Pourtant, soyons honnêtes, cette résurrection des morts nous pose problème.

Premier problème, d’intelligibilité : nous sommes prêts à espérer en quelque chose après la mort. Mais « la résurrection de la chair », « le paradis », le « ciel », comment y croire en 2013 ?

Comment croire qu’un corps mis en terre retrouvera de la chair et des os ? Où et quand situer cette résurrection ? Au ciel ou sur terre ? Au moment du décès ou à la fin des temps ?

Deuxième problème : les notions de « résurrection de la chair », « d’immortalité de l’âme » ou de « paradis » ne sont pas spécifiquement chrétiennes.

Bien avant les pères de l’Eglise, les Grecs parlaient d’immortalité de l’âme.

Bien avant les évangélistes, les Egyptiens évoquaient le jugement dernier.

Bien avant Paul, les Perses croyaient en la résurrection des morts.

Alors, le christianisme a-t-il été contaminé par d’autres traditions religieuses ?

Troisième problème : la résurrection des morts ne nous détourne-t-elle pas de l’essentiel ; à savoir la Bonne nouvelle ?

Bonne nouvelle de l’amour de Dieu, pour tous les humains.

Bonne nouvelle d’un renouvellement de l’existence, quel que soit son passé.

Bonne nouvelle d’une vie désormais sous le signe du pardon, de la joie intérieure, de la dignité de tout homme.

Bonne nouvelle d’une vie sous la bénédiction de Dieu.

En nous faisant miroiter une vie après la mort, la doctrine de la résurrection ne nous détourne-t-elle pas de la vie avant la mort ?

En affirmant que Dieu rétablira les faibles et abaissera les puissants, ne nous fait-elle pas oublier notre vocation, ici-bas qui consiste à construire une société pacifiée et fraternelle ?

Pour affronter ces questions, l’apôtre Paul nous servira de guide.

Paul ne nous propose pas un guide de l’au-delà.

Par contre, il affirme que la résurrection est centrale car elle est étroitement reliée à ce qui nous fait vivre : Jésus-Christ .

Puis il nous annonce trois bonnes nouvelles.

Première bonne nouvelle : la puissance de Dieu qui a animé Jésus, qui l’a ressuscité le dimanche de Pâques, cette même puissance nous ressuscitera.

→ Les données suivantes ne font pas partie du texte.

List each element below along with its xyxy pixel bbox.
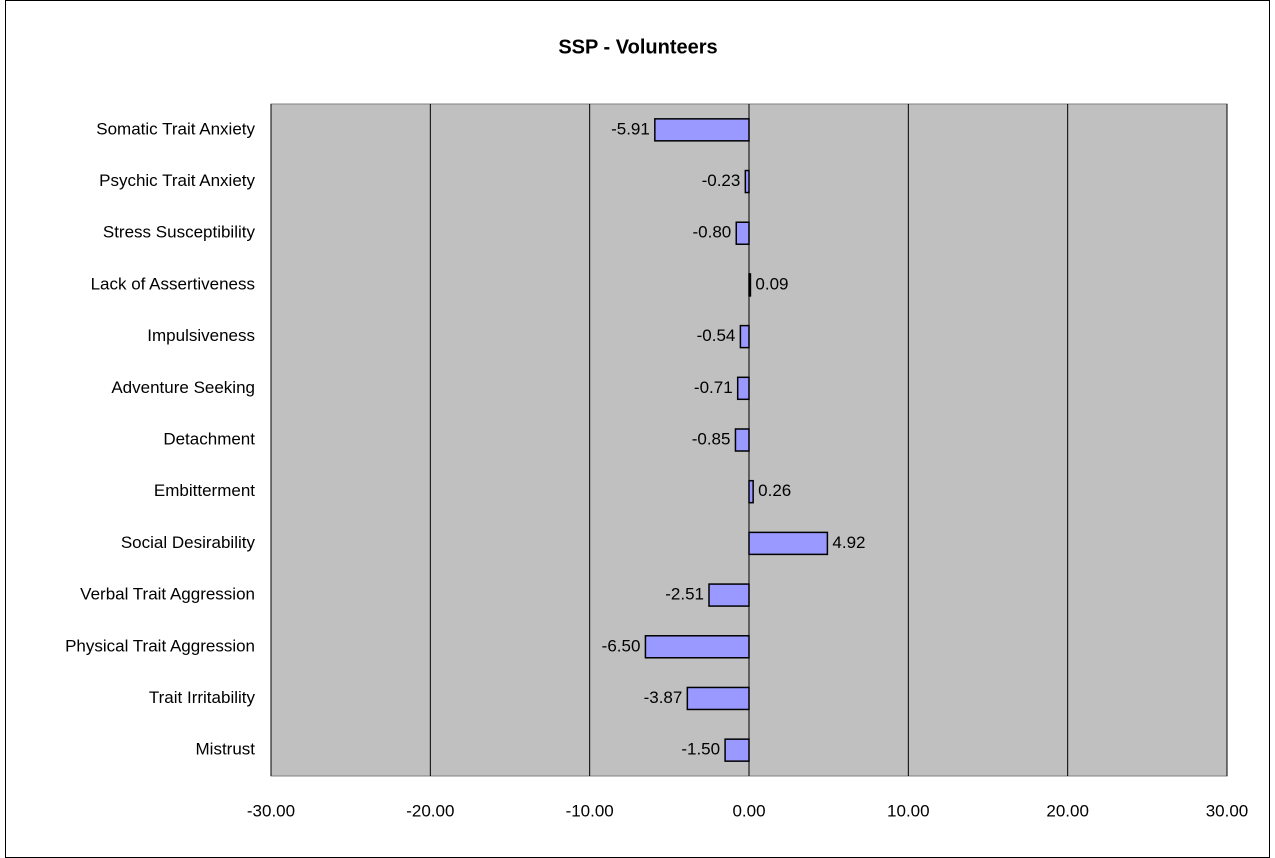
bar: [686, 686, 750, 711]
y-tick-label: Lack of Assertiveness: [91, 274, 255, 293]
data-label: -0.23: [702, 171, 741, 190]
x-tick-label: 10.00: [887, 801, 930, 820]
data-label: -5.91: [611, 119, 650, 138]
y-tick-label: Adventure Seeking: [111, 378, 255, 397]
bar: [735, 221, 750, 245]
bar: [748, 479, 754, 504]
y-tick-label: Somatic Trait Anxiety: [96, 119, 255, 138]
y-tick-label: Social Desirability: [121, 533, 256, 552]
x-tick-label: 20.00: [1046, 801, 1089, 820]
data-label: -2.51: [665, 585, 704, 604]
bar: [748, 531, 829, 556]
y-tick-label: Trait Irritability: [149, 688, 256, 707]
x-tick-label: 30.00: [1206, 801, 1249, 820]
bar: [708, 583, 750, 607]
bar: [736, 376, 750, 401]
y-tick-label: Verbal Trait Aggression: [80, 585, 255, 604]
data-label: -0.85: [692, 429, 731, 448]
bar: [734, 428, 750, 452]
y-tick-label: Mistrust: [196, 740, 256, 759]
y-tick-label: Impulsiveness: [147, 326, 255, 345]
data-label: 4.92: [832, 533, 865, 552]
bar: [739, 324, 750, 349]
data-label: -1.50: [681, 740, 720, 759]
x-tick-label: -10.00: [566, 801, 614, 820]
y-tick-label: Physical Trait Aggression: [65, 636, 255, 655]
y-tick-label: Stress Susceptibility: [103, 223, 256, 242]
x-tick-label: 0.00: [732, 801, 765, 820]
data-label: -0.71: [694, 378, 733, 397]
y-tick-label: Psychic Trait Anxiety: [99, 171, 255, 190]
data-label: 0.26: [758, 481, 791, 500]
y-tick-label: Embitterment: [154, 481, 255, 500]
bar: [654, 118, 750, 142]
bar: [724, 738, 750, 762]
y-tick-label: Detachment: [163, 429, 255, 448]
chart-title: SSP - Volunteers: [558, 36, 717, 58]
data-label: -3.87: [644, 688, 683, 707]
x-tick-label: -30.00: [247, 801, 295, 820]
bar: [644, 635, 750, 659]
data-label: 0.09: [755, 274, 788, 293]
data-label: -6.50: [602, 636, 641, 655]
bar: [748, 273, 752, 297]
x-tick-label: -20.00: [406, 801, 454, 820]
bar: [744, 169, 750, 194]
data-label: -0.80: [693, 223, 732, 242]
data-label: -0.54: [697, 326, 736, 345]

Dans les Evangiles, Jésus reçoit l’Esprit au moment de son baptême.

Dès lors, il annonce et vit cette puissance de renouvellement.

Par elle, il guérit, pardonne, réconcilie, recentre notre vie de foi sur l’amour de Dieu et du prochain.

Par elle, il meurt sur la croix et ressuscite.

Par elle, nous serons ressuscités.

Ainsi, Paul relie ce que nous avons tendance à disjoindre : la vie de Jésus – avec ses rencontres et ses miracles, ses paraboles et ses commentaires de la loi juive – et la mort de Jésus, la mort de Jésus et sa résurrection, sa résurrection et la nôtre.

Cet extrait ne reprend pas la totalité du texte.